- Purpose: classification scale for those with Cerebral palsy

= Communication Function Classification System =

The Communication Function Classification System (CFCS) for individuals with cerebral palsy (CP) is a five-level classification system which began development at Michigan State University and currently under further refinement at the University of Kentucky.
The research, organized and conducted by Dr. Mary Jo Cooley Hidecker, Ph.D., CCC-A/SLP, follows two widely used classification systems for cerebral palsy: the Gross Motor Function Classification System (GMFCS) and the Manual Ability Classification System (MACS). Dr. Ray Kent of the University of Wisconsin–Madison, Dr. Peter Rosenbaum of McMaster University, and Dr. Nigel Paneth of Michigan State University are also an integral part of this research.

== CFCS Variables ==

Design and development of the CFCS addressed a number of issues in cerebral palsy including a general lack of knowledge regarding the communication abilities of individuals with CP. The 5 CFCS levels are used instead of the more vague labels of "mild, moderate, severe, profound" difficulties. The system is designed to be a quick and simple instrument used by a person familiar with the individual to be classified. Variables of communication ability used within the CFCS include sender roles (being able to communicate a message to someone), receiver roles (being able to understand a message from someone), pace of communication, and the degree of familiarity with a communication partner.

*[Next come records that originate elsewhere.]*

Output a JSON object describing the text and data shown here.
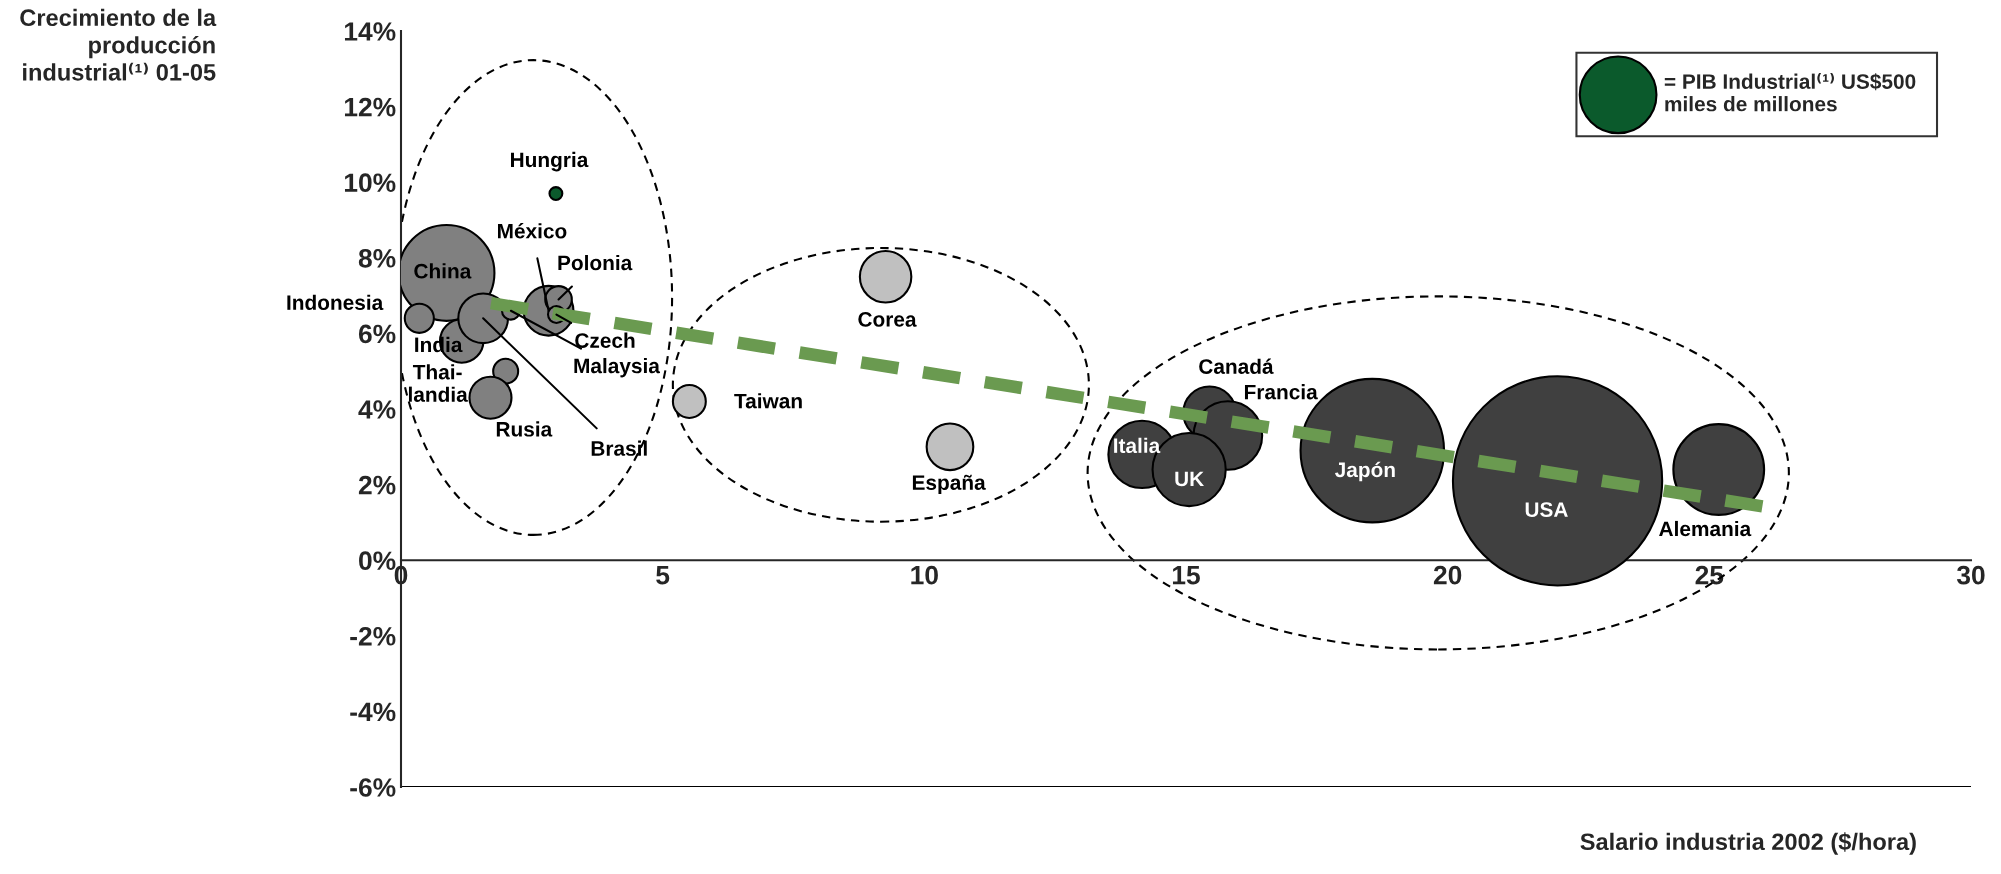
{
  "chart_data": {
    "type": "bubble",
    "xlabel": "Salario industria 2002 ($/hora)",
    "xlim": [
      0,
      30
    ],
    "xticks": [
      0,
      5,
      10,
      15,
      20,
      25,
      30
    ],
    "ylim": [
      -6,
      14
    ],
    "yticks": [
      {
        "value": -6,
        "label": "-6%"
      },
      {
        "value": -4,
        "label": "-4%"
      },
      {
        "value": -2,
        "label": "-2%"
      },
      {
        "value": 0,
        "label": "0%"
      },
      {
        "value": 2,
        "label": "2%"
      },
      {
        "value": 4,
        "label": "4%"
      },
      {
        "value": 6,
        "label": "6%"
      },
      {
        "value": 8,
        "label": "8%"
      },
      {
        "value": 10,
        "label": "10%"
      },
      {
        "value": 12,
        "label": "12%"
      },
      {
        "value": 14,
        "label": "14%"
      }
    ],
    "grid": false,
    "size_legend": [
      {
        "value": 500,
        "label": "= PIB Industrial⁽¹⁾ US$500\nmiles de millones"
      }
    ],
    "series": [
      {
        "color": "#0b5a2c",
        "x": [
          0.87,
          0.35,
          1.16,
          1.57,
          2.82,
          3.01,
          2.97,
          2.1,
          2.0,
          1.71,
          2.96,
          9.26,
          5.51,
          10.49,
          14.16,
          15.45,
          15.8,
          15.06,
          18.56,
          22.1,
          25.18
        ],
        "values": [
          7.6,
          6.4,
          5.8,
          6.4,
          6.6,
          6.9,
          6.5,
          6.6,
          5.0,
          4.3,
          9.7,
          7.5,
          4.2,
          3.0,
          2.8,
          3.9,
          3.3,
          2.4,
          2.9,
          2.1,
          2.4
        ],
        "sizes": [
          780,
          72,
          160,
          210,
          210,
          60,
          24,
          27,
          53,
          150,
          14,
          225,
          92,
          185,
          385,
          235,
          400,
          455,
          1750,
          3720,
          700
        ],
        "colors": [
          "#808080",
          "#808080",
          "#808080",
          "#808080",
          "#808080",
          "#808080",
          "#808080",
          "#808080",
          "#808080",
          "#808080",
          "#0b5a2c",
          "#c0c0c0",
          "#c0c0c0",
          "#c0c0c0",
          "#404040",
          "#404040",
          "#404040",
          "#404040",
          "#404040",
          "#404040",
          "#404040"
        ]
      },
      {
        "type": "line",
        "color": "#6a9a50",
        "line_style": "dashed",
        "marker": "none",
        "x": [
          1.72,
          26.35
        ],
        "values": [
          6.8,
          1.35
        ]
      }
    ],
    "annotations": [
      {
        "text": "China",
        "x": 0.87,
        "y": 7.6
      },
      {
        "text": "Indonesia",
        "x": 0.35,
        "y": 6.4
      },
      {
        "text": "India",
        "x": 1.16,
        "y": 5.8
      },
      {
        "text": "Brasil",
        "x": 1.57,
        "y": 6.4
      },
      {
        "text": "México",
        "x": 2.82,
        "y": 6.6
      },
      {
        "text": "Polonia",
        "x": 3.01,
        "y": 6.9
      },
      {
        "text": "Czech",
        "x": 2.97,
        "y": 6.5
      },
      {
        "text": "Malaysia",
        "x": 2.1,
        "y": 6.6
      },
      {
        "text": "Thai-\nlandia",
        "x": 2.0,
        "y": 5.0
      },
      {
        "text": "Rusia",
        "x": 1.71,
        "y": 4.3
      },
      {
        "text": "Hungria",
        "x": 2.96,
        "y": 9.7
      },
      {
        "text": "Corea",
        "x": 9.26,
        "y": 7.5
      },
      {
        "text": "Taiwan",
        "x": 5.51,
        "y": 4.2
      },
      {
        "text": "España",
        "x": 10.49,
        "y": 3.0
      },
      {
        "text": "Italia",
        "x": 14.16,
        "y": 2.8
      },
      {
        "text": "Canadá",
        "x": 15.45,
        "y": 3.9
      },
      {
        "text": "Francia",
        "x": 15.8,
        "y": 3.3
      },
      {
        "text": "UK",
        "x": 15.06,
        "y": 2.4
      },
      {
        "text": "Japón",
        "x": 18.56,
        "y": 2.9
      },
      {
        "text": "USA",
        "x": 22.1,
        "y": 2.1
      },
      {
        "text": "Alemania",
        "x": 25.18,
        "y": 2.4
      },
      "Crecimiento de la\nproducción\nindustrial⁽¹⁾ 01-05"
    ]
  }
}
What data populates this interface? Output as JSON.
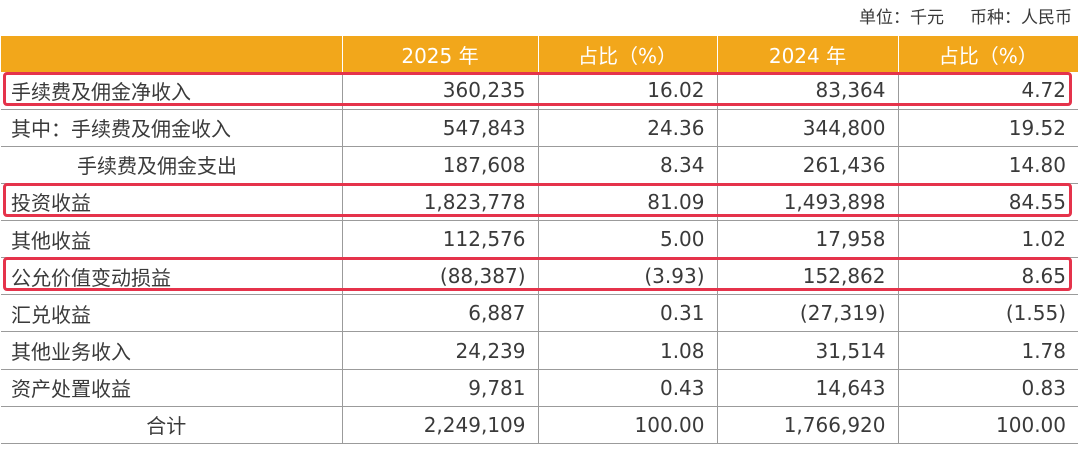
{
  "unit": {
    "currency_unit": "单位：千元",
    "currency": "币种：人民币"
  },
  "table": {
    "headers": [
      "",
      "2025 年",
      "占比（%）",
      "2024 年",
      "占比（%）"
    ],
    "rows": [
      {
        "label": "手续费及佣金净收入",
        "v2025": "360,235",
        "p2025": "16.02",
        "v2024": "83,364",
        "p2024": "4.72",
        "highlighted": true
      },
      {
        "label": "其中：手续费及佣金收入",
        "v2025": "547,843",
        "p2025": "24.36",
        "v2024": "344,800",
        "p2024": "19.52"
      },
      {
        "label": "手续费及佣金支出",
        "v2025": "187,608",
        "p2025": "8.34",
        "v2024": "261,436",
        "p2024": "14.80"
      },
      {
        "label": "投资收益",
        "v2025": "1,823,778",
        "p2025": "81.09",
        "v2024": "1,493,898",
        "p2024": "84.55",
        "highlighted": true
      },
      {
        "label": "其他收益",
        "v2025": "112,576",
        "p2025": "5.00",
        "v2024": "17,958",
        "p2024": "1.02"
      },
      {
        "label": "公允价值变动损益",
        "v2025": "(88,387)",
        "p2025": "(3.93)",
        "v2024": "152,862",
        "p2024": "8.65",
        "highlighted": true
      },
      {
        "label": "汇兑收益",
        "v2025": "6,887",
        "p2025": "0.31",
        "v2024": "(27,319)",
        "p2024": "(1.55)"
      },
      {
        "label": "其他业务收入",
        "v2025": "24,239",
        "p2025": "1.08",
        "v2024": "31,514",
        "p2024": "1.78"
      },
      {
        "label": "资产处置收益",
        "v2025": "9,781",
        "p2025": "0.43",
        "v2024": "14,643",
        "p2024": "0.83"
      },
      {
        "label": "合计",
        "v2025": "2,249,109",
        "p2025": "100.00",
        "v2024": "1,766,920",
        "p2024": "100.00"
      }
    ]
  },
  "colors": {
    "header_bg": "#f2a71b",
    "highlight_border": "#e5334b"
  }
}
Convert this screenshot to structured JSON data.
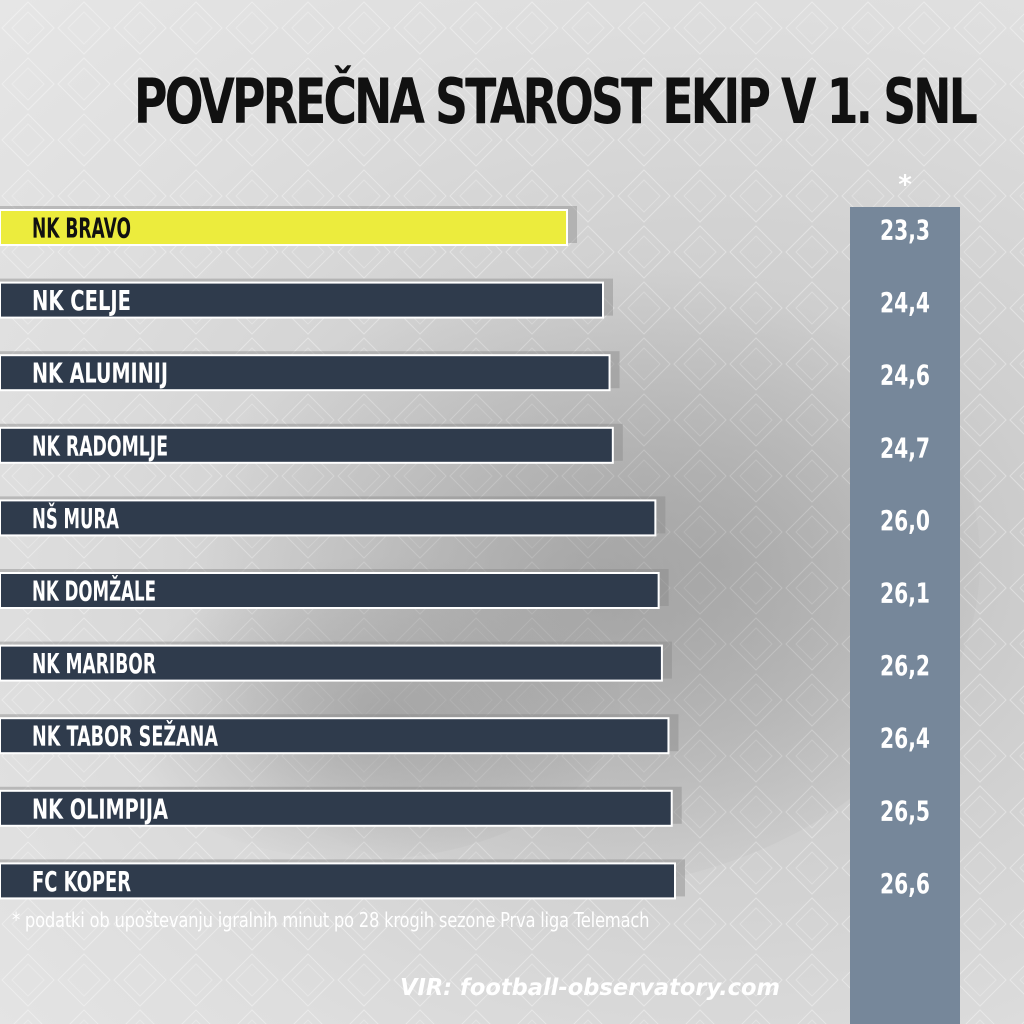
{
  "title": "POVPREČNA STAROST EKIP V 1. SNL",
  "value_marker": "*",
  "footnote": "* podatki ob upoštevanju igralnih minut po 28 krogih sezone Prva liga Telemach",
  "source": "VIR: football-observatory.com",
  "colors": {
    "highlight_bar": "#ecec3d",
    "bar": "#2f3b4c",
    "value_column": "#76879a",
    "title": "#111111",
    "label": "#ffffff",
    "highlight_label": "#111111"
  },
  "chart_data": {
    "type": "bar",
    "orientation": "horizontal",
    "title": "POVPREČNA STAROST EKIP V 1. SNL",
    "categories": [
      "NK BRAVO",
      "NK CELJE",
      "NK ALUMINIJ",
      "NK RADOMLJE",
      "NŠ MURA",
      "NK DOMŽALE",
      "NK MARIBOR",
      "NK TABOR SEŽANA",
      "NK OLIMPIJA",
      "FC KOPER"
    ],
    "values": [
      23.3,
      24.4,
      24.6,
      24.7,
      26.0,
      26.1,
      26.2,
      26.4,
      26.5,
      26.6
    ],
    "value_labels": [
      "23,3",
      "24,4",
      "24,6",
      "24,7",
      "26,0",
      "26,1",
      "26,2",
      "26,4",
      "26,5",
      "26,6"
    ],
    "highlighted_category": "NK BRAVO",
    "grid": false,
    "legend": "none"
  }
}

The CFCS follows the World Health Organization's (WHO's) International Classification of Functioning, Disability and Health (ICF).

== Purposes ==

Possible benefits of the CFCS include describing functional communication performance using a common language among professionals and laypersons and recognizing the use of all effective methods of communication including augmentative and alternative communication (AAC). The CFCS can be used in research projects as a way of describing the communication performance of participants. The CFCS can be used clinically by parents and professionals to open-up discussions regarding how different communication environments, partners, and/or communication tasks might affect an individual's CFCS level and to choose goals to improve the person's communication effectiveness.